22. I therefore do not accept that Judge Parker erred in his consideration of the Devaseelan principles.
23. In relation to the finding that family life existed I have to consider whether adequate reasons have been given. There are three recent decisions made by the Upper Tribunal on this point, the first in time being Shizad (sufficiency of reasons: set aside) [2013] UKUT 85 (IAC) and I set out below the first paragraph of the head note;
(1) Although there is a legal duty to give a brief explanation of the conclusions on the central issue on which an appeal is determined, those reasons need not be extensive if the decision as a whole makes sense, having regard to the material accepted by the judge.
24. The second decision in time is MK (duty to give reasons) Pakistan [2013] UKUT 641 (IAC) the head note of which is set out below;
(1) It is axiomatic that a determination discloses clearly the reasons for a Tribunal's decision.
(2) If a Tribunal finds oral evidence to be implausible, incredible or unreliable or a document to be worth no weight whatsoever, it is necessary to say so in the determination and for such findings to be supported by reasons.
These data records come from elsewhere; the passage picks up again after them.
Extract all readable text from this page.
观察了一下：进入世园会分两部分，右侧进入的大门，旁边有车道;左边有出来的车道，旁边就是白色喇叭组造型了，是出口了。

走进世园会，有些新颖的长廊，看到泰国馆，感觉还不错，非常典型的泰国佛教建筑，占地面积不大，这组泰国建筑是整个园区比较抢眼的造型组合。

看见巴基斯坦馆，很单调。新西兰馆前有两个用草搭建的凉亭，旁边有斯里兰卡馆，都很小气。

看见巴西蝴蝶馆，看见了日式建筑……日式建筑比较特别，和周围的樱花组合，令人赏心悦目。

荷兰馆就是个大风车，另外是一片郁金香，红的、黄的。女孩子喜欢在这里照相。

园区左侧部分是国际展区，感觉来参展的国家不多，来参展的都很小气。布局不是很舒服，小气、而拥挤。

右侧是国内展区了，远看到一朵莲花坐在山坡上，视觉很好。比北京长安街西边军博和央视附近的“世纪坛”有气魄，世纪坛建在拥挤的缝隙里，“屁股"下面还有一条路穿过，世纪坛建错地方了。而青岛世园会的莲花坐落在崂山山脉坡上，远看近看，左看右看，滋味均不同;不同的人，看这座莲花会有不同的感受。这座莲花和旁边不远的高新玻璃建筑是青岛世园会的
A bare statement that a witness was not believed or that a document was afforded no weight is unlikely to satisfy the requirement to give reasons.
25. The third decision is on Budhathoki (reasons for decision) [2014] UKUT 341 (IAC) the head note of which is set out below;
It is generally unnecessary and unhelpful for First-tier Tribunal judgments to rehearse every detail or issue raised in a case. This leads to judgments becoming overly long and confused and is not a proportionate approach to deciding cases. It is, however, necessary for judges to identify and resolve key conflicts in the evidence and explain in clear and brief terms their reasons, so that the parties can understand why they have won or lost.
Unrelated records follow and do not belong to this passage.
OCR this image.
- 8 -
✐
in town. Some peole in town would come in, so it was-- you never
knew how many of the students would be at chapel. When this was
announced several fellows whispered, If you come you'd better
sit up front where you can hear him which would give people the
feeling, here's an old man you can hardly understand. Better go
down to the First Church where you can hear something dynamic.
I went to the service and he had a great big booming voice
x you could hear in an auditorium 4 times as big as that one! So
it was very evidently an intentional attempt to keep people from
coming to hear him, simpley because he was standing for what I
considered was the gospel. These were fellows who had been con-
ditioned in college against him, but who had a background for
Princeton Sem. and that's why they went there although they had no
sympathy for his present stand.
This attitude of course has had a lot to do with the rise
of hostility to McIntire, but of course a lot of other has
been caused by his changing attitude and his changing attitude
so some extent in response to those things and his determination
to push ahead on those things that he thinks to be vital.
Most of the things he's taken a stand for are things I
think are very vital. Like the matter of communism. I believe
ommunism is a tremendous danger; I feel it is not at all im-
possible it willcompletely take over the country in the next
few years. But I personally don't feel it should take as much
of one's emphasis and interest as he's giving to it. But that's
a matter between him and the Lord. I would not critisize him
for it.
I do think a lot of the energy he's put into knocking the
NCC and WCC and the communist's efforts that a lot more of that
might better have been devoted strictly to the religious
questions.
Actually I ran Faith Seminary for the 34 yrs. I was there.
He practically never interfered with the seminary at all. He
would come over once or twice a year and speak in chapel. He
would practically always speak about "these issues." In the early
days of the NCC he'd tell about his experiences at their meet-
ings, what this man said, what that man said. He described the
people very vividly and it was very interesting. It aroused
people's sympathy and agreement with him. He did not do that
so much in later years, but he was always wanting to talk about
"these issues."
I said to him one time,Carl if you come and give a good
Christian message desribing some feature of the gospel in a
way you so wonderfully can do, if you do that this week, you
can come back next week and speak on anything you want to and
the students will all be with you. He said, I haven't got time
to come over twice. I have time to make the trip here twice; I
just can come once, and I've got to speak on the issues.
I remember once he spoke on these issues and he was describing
26. It is important to note that the evidence before the First-tier Tribunal in this appeal was unchallenged and therefore accepted. Judge Parker considered the relevant case law and made reference to this in paragraph 31 of his determination, making specific reference to Ghising [2012] at paragraphs 48-60 noting that these paragraphs contained a review of how adult children should be treated for Article 8 purposes, and noting that the approach of the Upper Tribunal in Ghising had been endorsed by the Court of Appeal in paragraph 46 of R (Gurung) v SSHD [2013] 1 WLR. The judge went on in paragraph 32 to refer to [Netherlands 2003], which is a reference to Sen v Netherlands [2003] EHRR 7 and AA v The United Kingdom, both of which authorities are relevant in considering family life involving adult children.
27. In paragraph 33 Judge Parker briefly summarised the undisputed evidence, and in my view that undisputed evidence which is contained within witness statements and oral evidence, was sufficient to establish that family life was established between the adult Appellants, and their parents and brother in the United Kingdom. As was stated in Ghising [2012] a review of the jurisprudence discloses that there is no general proposition that Article 8 would never be engaged when the family it is sought to establish is between adult siblings living together. Rather than applying a blanket rule with regard to adult children, each case should be analysed on its own facts, to decide whether or not family life exists within the meaning of Article 8(1) and each case is fact sensitive.
28. Applying the authorities in relation to adequacy of reasons, and the authorities in relation to family life, and taking into account that evidence before Judge Parker was unchallenged, I conclude that although the reasoning given is not comprehensive, it is adequate and a reading of the determination discloses why the judge found that family life existed between the Claimants and their parents and sibling in the United Kingdom.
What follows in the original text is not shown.